Cenpeg | The Presidential Race and Accountability

By the CENTER FOR PEOPLE EMPOWERMENT IN GOVERNANCE (CENPEG)
Analysis
Posted by Bulatlat

The current row in the presidential race regarding preference ratings and the alleged use of public funds for election infomercials has been expected, as in past elections. Sorely missed is accountability that should be raised as an issue in the coming national election – a benchmark for choosing who among the aspirants deserves to become the next President.

The reason for making accountability (“pananagutan” in Filipino) as a major electoral agenda springs from the abuse of presidential power – or the use of authority chiefly to perpetuate power – in recent years. Presidential power has been misused to commit election fraud, as in 2004, and as the invisible hand behind big-time corruption and plunder, among other alleged cases.

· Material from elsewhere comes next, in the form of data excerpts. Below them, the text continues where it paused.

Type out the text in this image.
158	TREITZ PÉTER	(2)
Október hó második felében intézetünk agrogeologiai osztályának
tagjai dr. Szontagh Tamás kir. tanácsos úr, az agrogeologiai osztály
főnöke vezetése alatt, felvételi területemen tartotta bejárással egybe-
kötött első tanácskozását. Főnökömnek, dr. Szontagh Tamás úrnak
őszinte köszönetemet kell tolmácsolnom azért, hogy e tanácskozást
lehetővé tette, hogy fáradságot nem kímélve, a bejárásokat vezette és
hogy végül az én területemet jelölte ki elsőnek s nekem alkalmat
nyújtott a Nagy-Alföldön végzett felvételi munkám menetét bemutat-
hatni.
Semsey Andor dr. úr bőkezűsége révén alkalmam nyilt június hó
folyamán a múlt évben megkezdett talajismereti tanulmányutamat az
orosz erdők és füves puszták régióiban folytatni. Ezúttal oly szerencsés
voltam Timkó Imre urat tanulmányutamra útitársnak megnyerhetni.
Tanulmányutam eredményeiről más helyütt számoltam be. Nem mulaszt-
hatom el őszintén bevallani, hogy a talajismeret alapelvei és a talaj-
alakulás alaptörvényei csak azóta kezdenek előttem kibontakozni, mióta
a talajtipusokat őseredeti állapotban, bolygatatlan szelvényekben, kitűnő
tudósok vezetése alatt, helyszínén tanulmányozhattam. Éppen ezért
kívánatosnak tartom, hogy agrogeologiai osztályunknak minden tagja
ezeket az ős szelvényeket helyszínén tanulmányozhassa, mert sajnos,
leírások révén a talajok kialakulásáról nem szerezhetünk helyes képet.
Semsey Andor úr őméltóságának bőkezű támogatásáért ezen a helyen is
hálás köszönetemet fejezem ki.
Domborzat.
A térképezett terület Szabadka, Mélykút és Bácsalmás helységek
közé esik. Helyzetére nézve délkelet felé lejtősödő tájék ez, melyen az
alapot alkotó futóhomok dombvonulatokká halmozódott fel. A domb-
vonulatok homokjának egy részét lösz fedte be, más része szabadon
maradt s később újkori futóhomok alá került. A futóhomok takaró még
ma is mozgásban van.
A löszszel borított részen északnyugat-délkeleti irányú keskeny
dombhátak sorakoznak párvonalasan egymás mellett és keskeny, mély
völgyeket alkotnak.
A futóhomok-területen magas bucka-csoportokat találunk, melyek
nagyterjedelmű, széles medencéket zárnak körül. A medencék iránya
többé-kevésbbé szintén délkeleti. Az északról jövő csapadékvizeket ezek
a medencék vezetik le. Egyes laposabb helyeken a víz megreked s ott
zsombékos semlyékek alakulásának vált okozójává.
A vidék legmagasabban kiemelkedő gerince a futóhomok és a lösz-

Presidential authority has also shielded its user from impeachment – the only constitutional mechanism available to check the abuse of power by the chief executive. Justice has been elusive to victims and survivors of human rights violations because the iron hand of the president vests alleged military-linked perpetrators with immunity from investigation and prosecution, including the chief executive herself for possible command responsibility.

The latest example of presidential abuse is the millions of taxpayers’ money spent for dinners during the president’s recent trip to New York and Washington D. C. The other time such display of conspicuous consumption in this age of mass poverty happened was during the Marcos years but then the number of foreign trips of the Marcoses in 20 years of their rule is less compared to the Arroyos’ 80 foreign trips in nine years. Department of Budget and Management (DBM) reports show that the presidential office had spent P2.8 billion for travel from 2001-2008 as against the total budget for eight years of P1.5 billion.

Promoted Aggressively

The abuse of presidential power has been promoted aggressively with the help of political patronage, cronyism, trade-offs, transactional and extortive corruption – as alleged – involving billions of foreign-funded development projects. It has also been pursued by packing the Cabinet and other agencies, including the foreign service, with political allies and senior military officials, and by promotions, perks, and spin doctors.

The rise of the Arroyo kleptocracy has led to the further weakening of the state institutions and governance mechanisms. It has made Congress, with the exception of some House members and senators, as a mere rubber stamp of the President thus rendering the system of checks and balances vis-à-vis the chief executive useless.
But even the monopoly of legislative power has not elevated Congress’ performance from mediocrity which is aggravated by the dominant members’ hardline stance against social and political reform measures such as the minimum wage, justice for Marcos torture victims, and the review of oil deregulation, automatic debt repayments, and other laws. As shown by the dominant members’ shooting down of four impeachment complaints against Mrs. Arroyo and several attempts at charter change, Congress has acted not only as a rubber stamp but an instrument for the perpetuation of presidential power.

Answerable

Accountability is the means by which the President – for that matter, all other elective and appointive officials – is answerable to all acts and decisions made during his/her term. Whether with respect to the chief executive or other officials in government, accountability is summoned by laws and the code of ethics and is guaranteed by several administrative and quasi-judicial mechanisms within the executive bureaucracy, as well as independent commissions and anti-graft judicial bodies; outside these are Congress and the Supreme Court.

Accountability is exercised not only in an election when a plunderer or an incompetent is voted out – for the damage has been done before the next election takes place in six years. It thrives when machineries function to make all elective and appointive officials culpable for the wrongs they committed – or promises undone – anytime.
The Filipino people’s low trust in the political leadership and government, as many opinion surveys will validate, can be attributed to the lack of an effective system of accountability – in all layers of the governance system. They cannot accept the fact of high officials being lawbreakers and enriching themselves while the services they have sworn to perform remain intangible.